Now a reasonable step would be to divide the last row by $(k-1)$. But this is only possible if $k-1\ne0$.

So you can:

  • Solve the case $k=1$ separately.
  • For $k\ne 1$ divide the last row by $(k-1)$ which leads you to a simpler matrix - you should try whether you are able to continue from there.

$$\left[\begin{array}{ccc|c}1&1&k&1\\k&1&1&1\\0&1&-1&0\end{array}\right]$$


I would restart from: $$\left[\begin{array}{ccc|c}1&1&k&1\\0&k-1&1-k&0\\k&1&1&1\end{array}\right]$$ then $\,R_3\leftarrow R_3-kR_1$: $$\left[\begin{array}{ccc|c}1&1&k&1\\0&k-1&1-k&0\\0&1-k&1-k^2&1-k\end{array}\right]$$ $R_3\leftarrow R_3+R_2$: $$\left[\begin{array}{ccc|c}1&1&k&1\\0&k-1&1-k&0\\0&0&(1-k)(2+k)&1-k\end{array}\right]\tag{1}$$ Suppose for now $\boldsymbol {k\neq 1,-2}.$ $R_2\leftarrow \frac{1}{k-1}R_2$: $$\left[\begin{array}{ccc|c}1&1&k&1\\0&1&-1&0\\0&0&(1-k)(2+k)&1-k\end{array}\right]$$ then $\,R_2\leftarrow R_2+\frac1{(1-k)(2+k)}R_3$ and $\,R_1\leftarrow R_1-\frac k{(1-k)(2+k)}R_3$: $$\left[\begin{array}{ccc|c}1&1&0&\dfrac2{2+k}\\0&1&0&\dfrac1{2+k}\\0&0&(1-k)(2+k)&1-k\end{array}\right]$$ and finally $\,R_1\leftarrow R_1-R_2$, $\,R_3\leftarrow \frac1{(1-k)(2+k)}R_3$

$$\left[\begin{array}{ccc|c}1&0&0&\dfrac1{2+k}\\0&1&0&\dfrac1{2+k}\\0&0&1&\dfrac1{2+k}\end{array}\right]$$ The solution is $\enspace x=y=z=\dfrac1{2+k}$.

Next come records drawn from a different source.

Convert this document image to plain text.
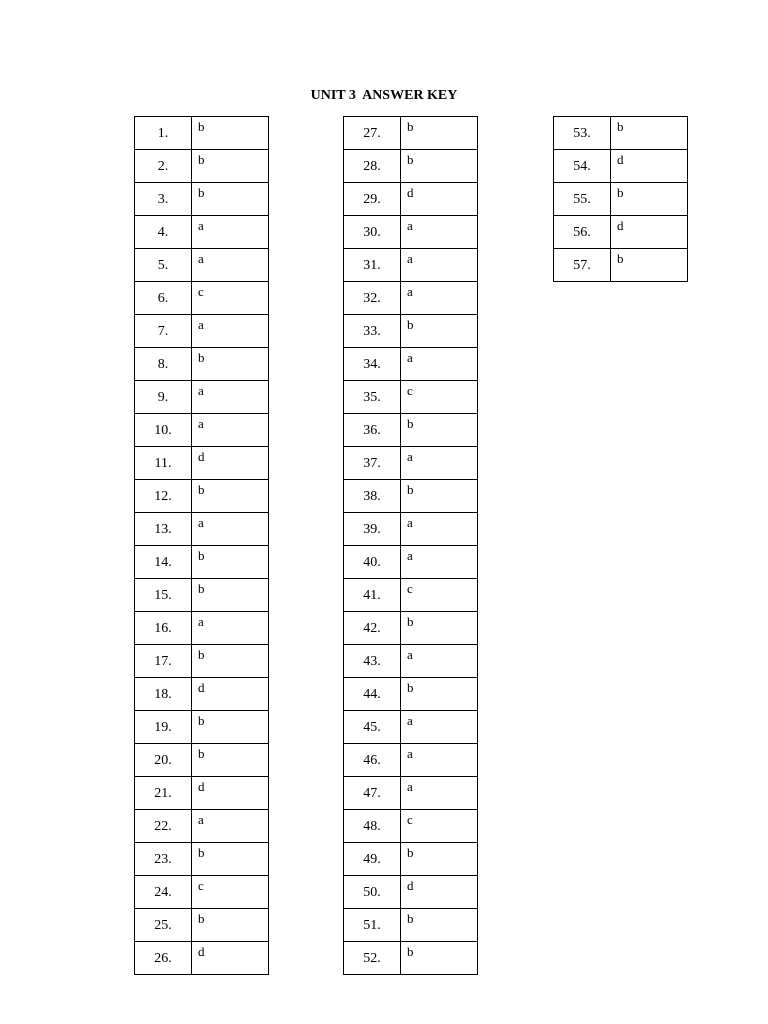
UNIT 3  ANSWER KEY
1.	b
2.	b
3.	b
4.	a
5.	a
6.	c
7.	a
8.	b
9.	a
10.	a
11.	d
12.	b
13.	a
14.	b
15.	b
16.	a
17.	b
18.	d
19.	b
20.	b
21.	d
22.	a
23.	b
24.	c
25.	b
26.	d
27.	b
28.	b
29.	d
30.	a
31.	a
32.	a
33.	b
34.	a
35.	c
36.	b
37.	a
38.	b
39.	a
40.	a
41.	c
42.	b
43.	a
44.	b
45.	a
46.	a
47.	a
48.	c
49.	b
50.	d
51.	b
52.	b
53.	b
54.	d
55.	b
56.	d
57.	b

If $\boldsymbol{k=1}$: the matrix (1) becomes $$\left[\begin{array}{ccc|c}1&1&1&1\\0&0&0&0\\0&0&0&0\end{array}\right]$$ so the solutions consists in the plane $\,x+y+z=1$.

If $\boldsymbol{k=-2}$: the matrix becomes: $$\left[\begin{array}{ccc|c}1&1&-2&1\\0&1&-1&0\\0&0&0&-1\end{array}\right]$$ and the last row shows there's no solution.